The NCBI scientists did not calculate the probability of a specific string of DNA, nor use any other method suggested by Dembski. What they did do, was, with full knowledge of the language Venter was most likely to use, and knowledge that humans have assigned names to amino acids where the first letters of those names can be used to spell out words, converted as much of the written representation of the genome as necessary to those letters and simply read the string looking for English words.
Unless the scientists at the DI consider all defined design inference methods to be equivalent, which I doubt, since only Dembski’s can be used to infer the existence of a designer, what the NCBI scientists accomplished did nothing what-so-ever to give support to their movement.

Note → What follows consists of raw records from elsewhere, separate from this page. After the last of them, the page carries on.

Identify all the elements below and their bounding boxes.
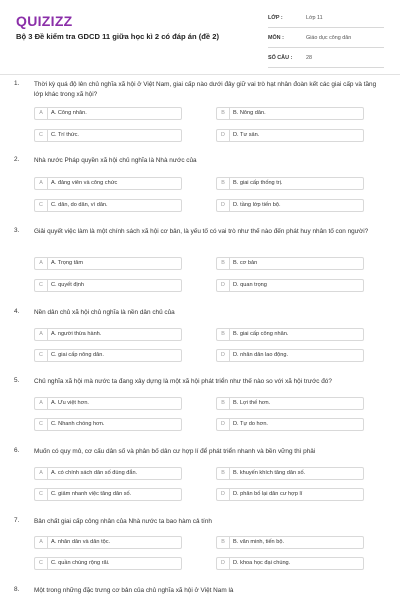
answer-option-d[interactable]	[216, 199, 364, 212]
answer-option-d[interactable]	[216, 418, 364, 431]
question-text: Nền dân chủ xã hội chủ nghĩa là nền dân chủ của	[34, 309, 175, 316]
option-letter: B	[217, 537, 230, 548]
option-letter: B	[217, 329, 230, 340]
answer-option-b[interactable]	[216, 467, 364, 480]
option-letter: A	[35, 178, 48, 189]
option-text: B. cơ bản	[233, 260, 258, 266]
answer-option-a[interactable]	[34, 107, 182, 120]
question-text: Giải quyết việc làm là một chính sách xã hội cơ bản, là yếu tố có vai trò như thế nào đến phát huy nhân tố con người?	[34, 228, 369, 235]
question-number: 4.	[14, 308, 20, 315]
option-text: D. tầng lớp tiến bộ.	[233, 202, 281, 208]
page-header	[0, 0, 400, 66]
answer-option-c[interactable]	[34, 129, 182, 142]
option-letter: A	[35, 108, 48, 119]
option-letter: D	[217, 350, 230, 361]
option-text: D. quan trọng	[233, 282, 267, 288]
question-text: Bản chất giai cấp công nhân của Nhà nước ta bao hàm cả tính	[34, 518, 212, 525]
question-number: 6.	[14, 447, 20, 454]
option-text: A. có chính sách dân số đúng đắn.	[51, 470, 138, 476]
option-text: D. nhân dân lao động.	[233, 352, 289, 358]
question-number: 5.	[14, 377, 20, 384]
option-letter: D	[217, 419, 230, 430]
option-letter: B	[217, 178, 230, 189]
meta-label: LỚP :	[268, 15, 283, 21]
option-letter: C	[35, 489, 48, 500]
option-text: B. Nông dân.	[233, 110, 266, 116]
option-letter: A	[35, 258, 48, 269]
option-letter: A	[35, 398, 48, 409]
question-number: 7.	[14, 517, 20, 524]
question-text: Chủ nghĩa xã hội mà nước ta đang xây dựng là một xã hội phát triển như thế nào so với xã hội trước đó?	[34, 378, 332, 385]
document-title: Bộ 3 Đề kiểm tra GDCD 11 giữa học kì 2 có đáp án (đề 2)	[16, 32, 219, 41]
option-text: A. nhân dân và dân tộc.	[51, 539, 111, 545]
option-text: C. quyết định	[51, 282, 84, 288]
answer-option-a[interactable]	[34, 536, 182, 549]
option-text: B. văn minh, tiến bộ.	[233, 539, 284, 545]
option-letter: C	[35, 130, 48, 141]
option-text: B. giai cấp thống trị.	[233, 180, 283, 186]
option-text: D. Tư sản.	[233, 132, 260, 138]
meta-row-class	[268, 11, 384, 28]
answer-option-b[interactable]	[216, 328, 364, 341]
meta-label: MÔN :	[268, 35, 284, 41]
option-letter: D	[217, 280, 230, 291]
meta-value: Lớp 11	[306, 15, 323, 21]
option-text: D. Tự do hơn.	[233, 421, 268, 427]
option-text: A. Trọng tâm	[51, 260, 84, 266]
option-text: D. khoa học đại chúng.	[233, 560, 291, 566]
option-text: B. giai cấp công nhân.	[233, 331, 289, 337]
meta-row-subject	[268, 31, 384, 48]
option-text: B. Lợi thế hơn.	[233, 400, 271, 406]
option-text: C. Nhanh chóng hơn.	[51, 421, 105, 427]
meta-value: 28	[306, 55, 312, 61]
answer-option-b[interactable]	[216, 177, 364, 190]
option-text: A. đảng viên và công chức	[51, 180, 118, 186]
answer-option-d[interactable]	[216, 488, 364, 501]
question-number: 8.	[14, 586, 20, 593]
option-letter: B	[217, 398, 230, 409]
option-letter: A	[35, 329, 48, 340]
answer-option-b[interactable]	[216, 536, 364, 549]
option-letter: D	[217, 489, 230, 500]
option-letter: A	[35, 468, 48, 479]
option-letter: C	[35, 558, 48, 569]
answer-option-c[interactable]	[34, 557, 182, 570]
meta-value: Giáo dục công dân	[306, 35, 352, 41]
meta-row-count	[268, 51, 384, 68]
meta-table	[268, 11, 384, 68]
answer-option-a[interactable]	[34, 328, 182, 341]
option-text: A. Ưu việt hơn.	[51, 400, 89, 406]
option-text: C. quần chúng rộng rãi.	[51, 560, 110, 566]
option-text: B. khuyến khích tăng dân số.	[233, 470, 306, 476]
quizizz-logo: QUIZIZZ	[16, 13, 73, 29]
option-letter: A	[35, 537, 48, 548]
question-number: 2.	[14, 156, 20, 163]
answer-option-a[interactable]	[34, 397, 182, 410]
option-letter: B	[217, 258, 230, 269]
question-text: Muốn có quy mô, cơ cấu dân số và phân bố dân cư hợp lí để phát triển nhanh và bền vững thì phải	[34, 448, 316, 455]
answer-option-b[interactable]	[216, 257, 364, 270]
option-text: C. Trí thức.	[51, 132, 79, 138]
option-letter: D	[217, 558, 230, 569]
answer-option-c[interactable]	[34, 349, 182, 362]
option-letter: C	[35, 350, 48, 361]
option-letter: C	[35, 280, 48, 291]
answer-option-c[interactable]	[34, 418, 182, 431]
answer-option-b[interactable]	[216, 107, 364, 120]
answer-option-d[interactable]	[216, 279, 364, 292]
question-text: Nhà nước Pháp quyền xã hội chủ nghĩa là Nhà nước của	[34, 157, 197, 164]
answer-option-d[interactable]	[216, 557, 364, 570]
question-number: 1.	[14, 80, 20, 87]
answer-option-d[interactable]	[216, 129, 364, 142]
option-text: D. phân bố lại dân cư hợp lí	[233, 491, 303, 497]
answer-option-d[interactable]	[216, 349, 364, 362]
option-text: A. Công nhân.	[51, 110, 87, 116]
answer-option-b[interactable]	[216, 397, 364, 410]
option-text: A. người thừa hành.	[51, 331, 102, 337]
option-letter: C	[35, 200, 48, 211]
option-text: C. giảm nhanh việc tăng dân số.	[51, 491, 132, 497]
header-divider	[0, 74, 400, 75]
meta-label: SỐ CÂU :	[268, 55, 293, 61]
answer-option-c[interactable]	[34, 279, 182, 292]
answer-option-a[interactable]	[34, 467, 182, 480]
option-letter: B	[217, 468, 230, 479]
answer-option-a[interactable]	[34, 257, 182, 270]
question-number: 3.	[14, 227, 20, 234]
option-text: C. dân, do dân, vì dân.	[51, 202, 108, 208]
question-text: Thời kỳ quá độ lên chủ nghĩa xã hội ở Việt Nam, giai cấp nào dưới đây giữ vai trò hạt nhân đoàn kết các giai cấp và tầng lớp khác trong xã hội?	[34, 81, 377, 98]
option-letter: C	[35, 419, 48, 430]
option-text: C. giai cấp nông dân.	[51, 352, 104, 358]
answer-option-c[interactable]	[34, 199, 182, 212]
option-letter: B	[217, 108, 230, 119]
question-text: Một trong những đặc trưng cơ bản của chủ nghĩa xã hội ở Việt Nam là	[34, 587, 234, 594]
answer-option-a[interactable]	[34, 177, 182, 190]
answer-option-c[interactable]	[34, 488, 182, 501]
option-letter: D	[217, 130, 230, 141]
option-letter: D	[217, 200, 230, 211]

That Luskin does believe they are equivalent doesn’t reflect well on Luskin. Tsk, tsk.
An interesting point to be made is that Bill Dembski explicitly claims that the entire genome shows CSI and is therefore intelligently designed (“No Free Lunch: Why Specified Complexity Cannot Be Purchased Without Intelligence”, pp 151) but he does not describe any method of determining if one event is ‘more’ designed than any other, nor has he developed any method to differentiate between two separate designers, so the NCBI scientists could not possibly have used the Intelligent Design movement’s Design Inference.